Le 18 novembre 2011, la direction de l’UES CEGELEC a initié une procédure d’information et de consultation du CCE sur le projet de la réorganisation juridique et financière des sociétés appartenant à l’UES CEGELEC envisagée pour le 1er septembre 2012.
Il était prévu dans ce projet que six sociétés régionales de l’UES : CEGELEC PARIS, CEGELEC OUEST, CEGELEC NORD EST, CEGELEC SUD EST, CEGELEC SUD OUEST et CEGELEC CENTRE EST réaliseraient des apports partiels d’actifs au profit d’une quarantaine de sociétés du groupe VINCI et que ces mêmes sociétés feraient l’objet d’une fusion-absorption par la société CEGELEC SAS, cette dernière étant elle*même absorbée par la SAS VINCI ENERGIES.
Ces opérations ont effectivement eut lieu le 31 août 2012.
Le CCE de l’UES CEGELEC estimant que l’obligation d’information et de consultation préalable du comité prévu par l’article L2323-19 du code du travail n’avait pas été respecté devait initier deux procédures pour se voir rétabli dans ses droits :
— une instance en référé devant le président du tribunal de grande instance de NANTERRE,
— une instance au fond devant le tribunal de grande instance de NANTERRE.
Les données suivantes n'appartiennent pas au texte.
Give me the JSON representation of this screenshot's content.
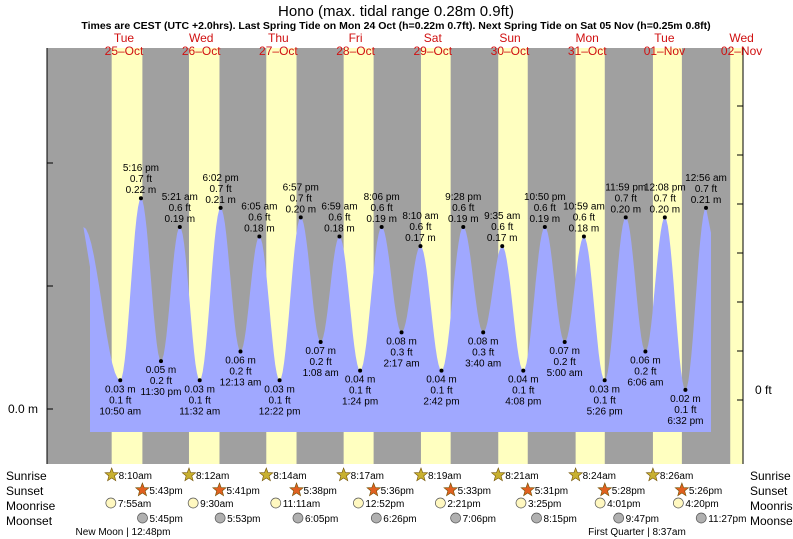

Par ordonnance du 10 février 2012, le juge des référés du tribunal de grande instance de NANTERRE l’a déboutée de ses prétentions et cette décision a fait l’objet d’un recours devant la cour d’appel de NANTERRE.
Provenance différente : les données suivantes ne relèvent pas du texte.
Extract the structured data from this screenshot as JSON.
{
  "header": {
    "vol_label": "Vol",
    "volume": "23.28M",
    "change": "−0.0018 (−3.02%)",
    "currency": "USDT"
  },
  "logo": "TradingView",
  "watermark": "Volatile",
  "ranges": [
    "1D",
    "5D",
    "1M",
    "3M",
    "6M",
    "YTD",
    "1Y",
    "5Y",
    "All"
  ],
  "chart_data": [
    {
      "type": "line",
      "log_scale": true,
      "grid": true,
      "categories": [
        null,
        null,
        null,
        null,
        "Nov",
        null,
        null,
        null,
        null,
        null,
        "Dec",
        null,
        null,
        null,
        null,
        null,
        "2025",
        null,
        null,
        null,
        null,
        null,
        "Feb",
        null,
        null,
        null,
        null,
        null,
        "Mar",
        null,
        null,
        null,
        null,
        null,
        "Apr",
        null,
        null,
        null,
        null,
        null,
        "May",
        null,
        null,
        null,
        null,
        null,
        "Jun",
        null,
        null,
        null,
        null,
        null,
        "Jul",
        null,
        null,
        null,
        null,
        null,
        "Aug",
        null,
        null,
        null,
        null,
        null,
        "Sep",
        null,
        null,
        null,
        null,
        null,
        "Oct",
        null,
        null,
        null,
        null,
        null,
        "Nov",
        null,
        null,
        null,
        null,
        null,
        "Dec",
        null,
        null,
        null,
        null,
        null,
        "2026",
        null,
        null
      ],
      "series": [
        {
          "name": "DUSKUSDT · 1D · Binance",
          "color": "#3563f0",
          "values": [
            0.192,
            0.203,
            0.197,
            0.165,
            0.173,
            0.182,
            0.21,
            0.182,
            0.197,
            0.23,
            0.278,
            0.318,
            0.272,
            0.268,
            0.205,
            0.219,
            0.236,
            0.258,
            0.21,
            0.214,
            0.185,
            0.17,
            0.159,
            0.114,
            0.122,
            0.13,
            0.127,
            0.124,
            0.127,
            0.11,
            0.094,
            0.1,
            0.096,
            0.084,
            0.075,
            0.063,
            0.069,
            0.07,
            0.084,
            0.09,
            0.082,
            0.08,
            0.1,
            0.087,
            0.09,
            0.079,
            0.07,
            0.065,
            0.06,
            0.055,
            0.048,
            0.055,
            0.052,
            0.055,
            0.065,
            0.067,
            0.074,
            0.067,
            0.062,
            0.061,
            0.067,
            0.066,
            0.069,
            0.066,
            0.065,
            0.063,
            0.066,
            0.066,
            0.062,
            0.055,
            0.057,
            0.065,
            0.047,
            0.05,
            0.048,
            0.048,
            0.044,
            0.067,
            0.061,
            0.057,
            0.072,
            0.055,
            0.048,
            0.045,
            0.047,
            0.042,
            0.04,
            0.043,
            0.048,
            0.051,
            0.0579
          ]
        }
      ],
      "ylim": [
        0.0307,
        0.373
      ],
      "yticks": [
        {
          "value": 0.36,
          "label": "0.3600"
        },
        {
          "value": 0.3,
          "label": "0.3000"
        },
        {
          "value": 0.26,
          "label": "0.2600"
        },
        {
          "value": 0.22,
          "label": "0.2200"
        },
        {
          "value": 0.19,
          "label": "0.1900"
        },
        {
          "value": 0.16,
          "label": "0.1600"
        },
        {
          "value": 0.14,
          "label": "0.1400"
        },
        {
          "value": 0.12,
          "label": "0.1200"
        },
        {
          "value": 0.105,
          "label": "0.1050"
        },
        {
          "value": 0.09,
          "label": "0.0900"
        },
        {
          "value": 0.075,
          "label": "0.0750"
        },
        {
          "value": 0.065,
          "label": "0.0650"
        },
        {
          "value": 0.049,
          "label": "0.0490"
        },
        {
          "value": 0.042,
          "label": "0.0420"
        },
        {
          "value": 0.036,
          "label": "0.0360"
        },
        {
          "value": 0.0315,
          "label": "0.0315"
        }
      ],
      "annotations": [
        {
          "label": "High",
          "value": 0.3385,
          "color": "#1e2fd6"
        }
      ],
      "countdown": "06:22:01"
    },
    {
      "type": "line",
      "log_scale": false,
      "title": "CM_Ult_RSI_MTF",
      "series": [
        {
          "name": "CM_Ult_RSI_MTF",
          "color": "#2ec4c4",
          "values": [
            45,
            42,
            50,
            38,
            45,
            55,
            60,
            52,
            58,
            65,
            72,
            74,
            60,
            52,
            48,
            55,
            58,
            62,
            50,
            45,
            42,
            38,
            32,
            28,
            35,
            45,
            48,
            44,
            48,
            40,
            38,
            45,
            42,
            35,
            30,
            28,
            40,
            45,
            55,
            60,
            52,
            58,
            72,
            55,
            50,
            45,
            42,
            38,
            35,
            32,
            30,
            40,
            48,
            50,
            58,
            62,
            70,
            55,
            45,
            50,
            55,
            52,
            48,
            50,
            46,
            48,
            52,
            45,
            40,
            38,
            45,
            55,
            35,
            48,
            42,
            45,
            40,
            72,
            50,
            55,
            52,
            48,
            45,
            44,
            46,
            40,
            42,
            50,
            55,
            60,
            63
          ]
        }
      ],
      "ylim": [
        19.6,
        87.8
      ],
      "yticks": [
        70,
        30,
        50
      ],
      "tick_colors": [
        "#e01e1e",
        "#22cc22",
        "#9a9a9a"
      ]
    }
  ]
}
Dans ce contexte, le CCE de l’UES CEGELEC a présenté simultanément aux présidents des tribunaux de commerce d’AIX EN PROVENCE, NANTES, ROUBAIX, TOULOUSE, BOURG EN BRESSE une requête pour obtenir la désignation d’un mandataire ad’hoc afin de représenter les filiales dissoutes dans le cadre des deux instances en cours.
Par ordonnance du 15 octobre 2012, le président du tribunal de grande instance de BOURG EN BRESSE a désigné maître D-E Y, en qualité d’administrateur ad’hoc conformément à la requête du même jour.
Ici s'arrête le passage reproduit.